How many Canadian companies are making money in the Open Data market?  Not many.  Not nearly as many as could be doing so.  Despite the easy ways to turn the public against foreign data firms (do you really want Huawei consolidating and analyzing our data?) and positioning themselves as a solution, our business community isn't much doing that.

Why?


You gotta commit a bit of sociology to find the answer, but it does exist.  It boils down to tradition - Canada has traditionally been a resource-based economy, with some traditional manufacturing thrown in.  Even as we struggle to retain auto companies on our soil, we still have the extraction business, right?  


The federal government is encouraging Canadians looking for work to move to Alberta, where there's a thriving oil industry.  There's need there already, people - why on earth try to create something new?

Yet even Middle Eastern oil-rich countries are looking to diversify their economies.  We are becoming laggards and it doesn't suit our long-term interests.

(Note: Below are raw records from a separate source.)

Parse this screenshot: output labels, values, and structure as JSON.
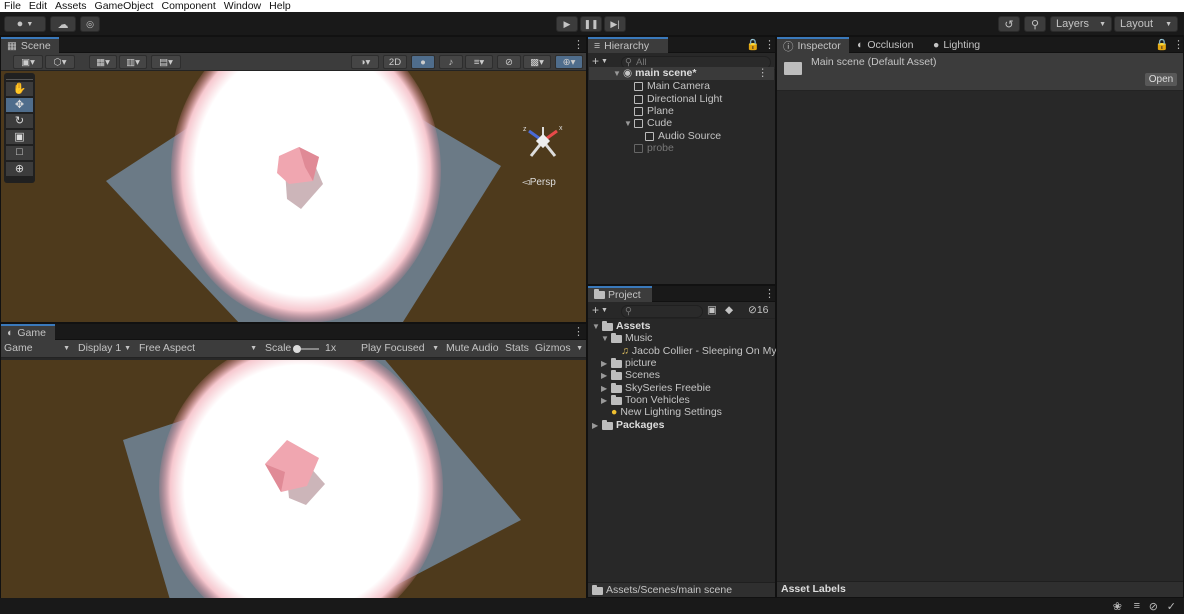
{
  "menu": [
    "File",
    "Edit",
    "Assets",
    "GameObject",
    "Component",
    "Window",
    "Help"
  ],
  "toolbar": {
    "layers": "Layers",
    "layout": "Layout"
  },
  "scene": {
    "tab": "Scene",
    "btn_2d": "2D",
    "persp": "◅Persp"
  },
  "game": {
    "tab": "Game",
    "mode": "Game",
    "display": "Display 1",
    "aspect": "Free Aspect",
    "scale_label": "Scale",
    "scale_value": "1x",
    "play_focused": "Play Focused",
    "mute_audio": "Mute Audio",
    "stats": "Stats",
    "gizmos": "Gizmos"
  },
  "hierarchy": {
    "tab": "Hierarchy",
    "search_placeholder": "All",
    "root": "main scene*",
    "items": [
      {
        "label": "Main Camera"
      },
      {
        "label": "Directional Light"
      },
      {
        "label": "Plane"
      },
      {
        "label": "Cude"
      },
      {
        "label": "Audio Source"
      },
      {
        "label": "probe"
      }
    ]
  },
  "project": {
    "tab": "Project",
    "hidden_count": "16",
    "tree": [
      {
        "label": "Assets"
      },
      {
        "label": "Music"
      },
      {
        "label": "Jacob Collier - Sleeping On My"
      },
      {
        "label": "picture"
      },
      {
        "label": "Scenes"
      },
      {
        "label": "SkySeries Freebie"
      },
      {
        "label": "Toon Vehicles"
      },
      {
        "label": "New Lighting Settings"
      },
      {
        "label": "Packages"
      }
    ],
    "path": "Assets/Scenes/main scene"
  },
  "inspector": {
    "tabs": [
      "Inspector",
      "Occlusion",
      "Lighting"
    ],
    "asset_title": "Main scene (Default Asset)",
    "open_button": "Open",
    "asset_labels": "Asset Labels"
  },
  "colors": {
    "accent": "#3a79bb",
    "panel": "#282828",
    "ground": "#4e3a1c"
  }
}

There are people pushing this field - open data, open opportunity, a culture of collaboration that allows for data to flow - but they aren't who you'd think they are.  A lot of the time, they are bureaucrats, social entrepreneurs, activists and hacktivists.  You know, the kinds of people who are supposed to be bad for business-as-usual.

But the business-as-usual of yore isn't the reality any more.  The usual suspects of solution providers don't have the answers to our changing world - not in GR, not in PR and certainly not in CSR.  

The solutions we need exist right now and are slowly coming together, all on their own, even as government creates solutions for problems we don't have.

There's a big shift coming and it's going to be interesting to be part of.  But as they say, it's that which adapts, not that which is tough, that survives.